理由:これまで管理栄養士として、病院や介護施設に10年間勤務し、さまざまな病状・年齢の方に食事を提供してきました。そのなかで、入院中の食事を少しでも楽しんでいただくことが重要だと考えるようになり、現職では栄養面に配慮するだけでなく、味や見た目にこだわって用意しています。
展望:今後はこれまでの経験を活かしながら、給食管理や栄養指導のスキルを高め、将来的には認定管理栄養士の取得も目指したいと考えています。栄養の面から御院のチーム医療に貢献し、自分自身も成長していきたいです。
なお、文語(書き言葉)では「貴」を使い、口語(話し言葉)では「御」を使うのが一般的です。
>敬称の解説はこちら
「貴院」と「御院」……病院の正しい「敬称」はどっち?
2分を目安に話す
志望動機は約2分を目安に話すと良いとされています。短すぎると熱意が伝わりにくく、長すぎると面接担当者が要点をつかめないためです。

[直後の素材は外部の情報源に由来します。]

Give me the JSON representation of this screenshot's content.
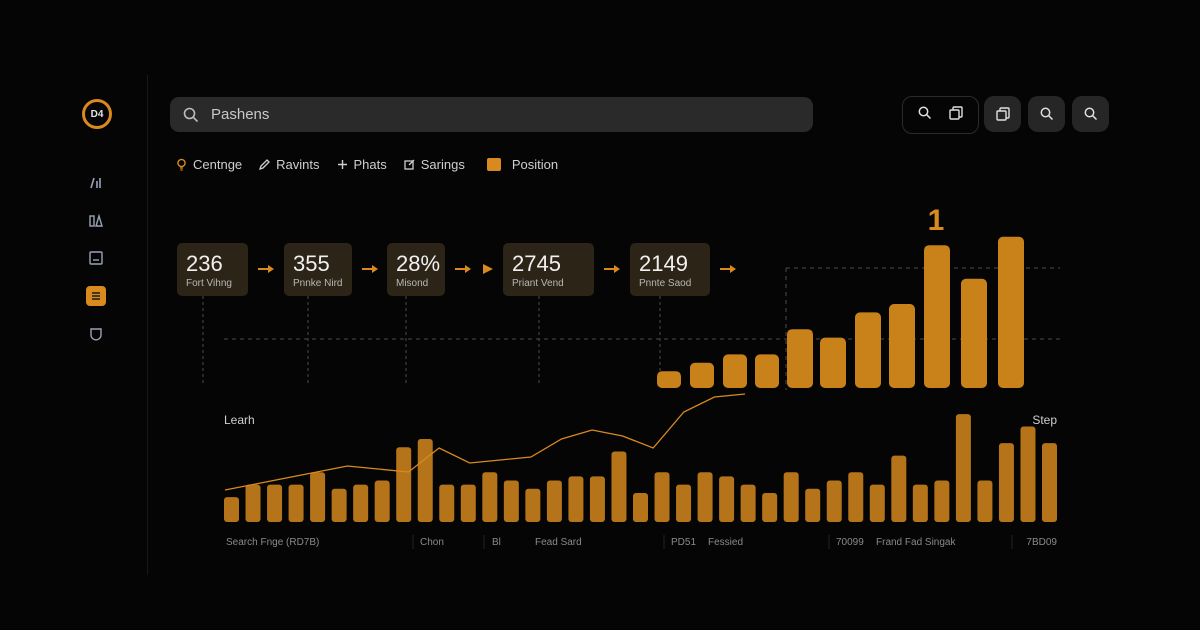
{
  "app": {
    "logo_text": "D4"
  },
  "search": {
    "value": "Pashens"
  },
  "tabs": [
    {
      "label": "Centnge",
      "icon": "bulb-icon"
    },
    {
      "label": "Ravints",
      "icon": "pen-icon"
    },
    {
      "label": "Phats",
      "icon": "plus-icon"
    },
    {
      "label": "Sarings",
      "icon": "edit-icon"
    },
    {
      "label": "Position",
      "icon": "folder-icon"
    }
  ],
  "toolbar": {
    "icons": [
      "search-icon",
      "copy-icon",
      "copy-icon",
      "search-icon",
      "search-icon"
    ]
  },
  "colors": {
    "accent": "#d98a1f",
    "background": "#050505",
    "surface": "#2a2a2a"
  },
  "chart_data": {
    "type": "bar",
    "stats": [
      {
        "value": "236",
        "label": "Fort Vihng"
      },
      {
        "value": "355",
        "label": "Pnnke Nird"
      },
      {
        "value": "28%",
        "label": "Misond"
      },
      {
        "value": "2745",
        "label": "Priant Vend"
      },
      {
        "value": "2149",
        "label": "Pnnte Saod"
      }
    ],
    "annotation": "1",
    "upper_bars": [
      2,
      3,
      4,
      4,
      7,
      6,
      9,
      10,
      17,
      13,
      18
    ],
    "lower_bars": [
      3,
      4.5,
      4.5,
      4.5,
      6,
      4,
      4.5,
      5,
      9,
      10,
      4.5,
      4.5,
      6,
      5,
      4,
      5,
      5.5,
      5.5,
      8.5,
      3.5,
      6,
      4.5,
      6,
      5.5,
      4.5,
      3.5,
      6,
      4,
      5,
      6,
      4.5,
      8,
      4.5,
      5,
      13,
      5,
      9.5,
      11.5,
      9.5
    ],
    "line": [
      0.8,
      1.2,
      1.6,
      2,
      2.4,
      2.2,
      2,
      3.6,
      2.6,
      2.8,
      3,
      4.2,
      4.8,
      4.4,
      3.6,
      6,
      7,
      7.2
    ],
    "ylabel_left": "Learh",
    "ylabel_right": "Step",
    "footer": [
      "Search Fnge (RD7B)",
      "Chon",
      "Bl",
      "Fead Sard",
      "PD51",
      "Fessied",
      "70099",
      "Frand Fad Singak",
      "7BD09"
    ]
  }
}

人が1分間に話せる文字数は250〜300文字とされています。履歴書の志望動機に関連するエピソードを加えるなどしながら、2分を目安に話せるよう事前に練習をしましょう。
>管理栄養士の面接対策の解説はこちら
【管理栄養士の面接対策】よく聞かれる13の質問と回答例、見られるポイントを解説
志望動機の書き方のポイントを押さえよう
志望動機は履歴書に記載する必要があり、面接でもほぼ確実に質問されます。適切な対策を取らなければ合否にも関わります。この記事で紹介したコツや例文を参考にしながら、熱意が伝わる志望動機を考えてみてください。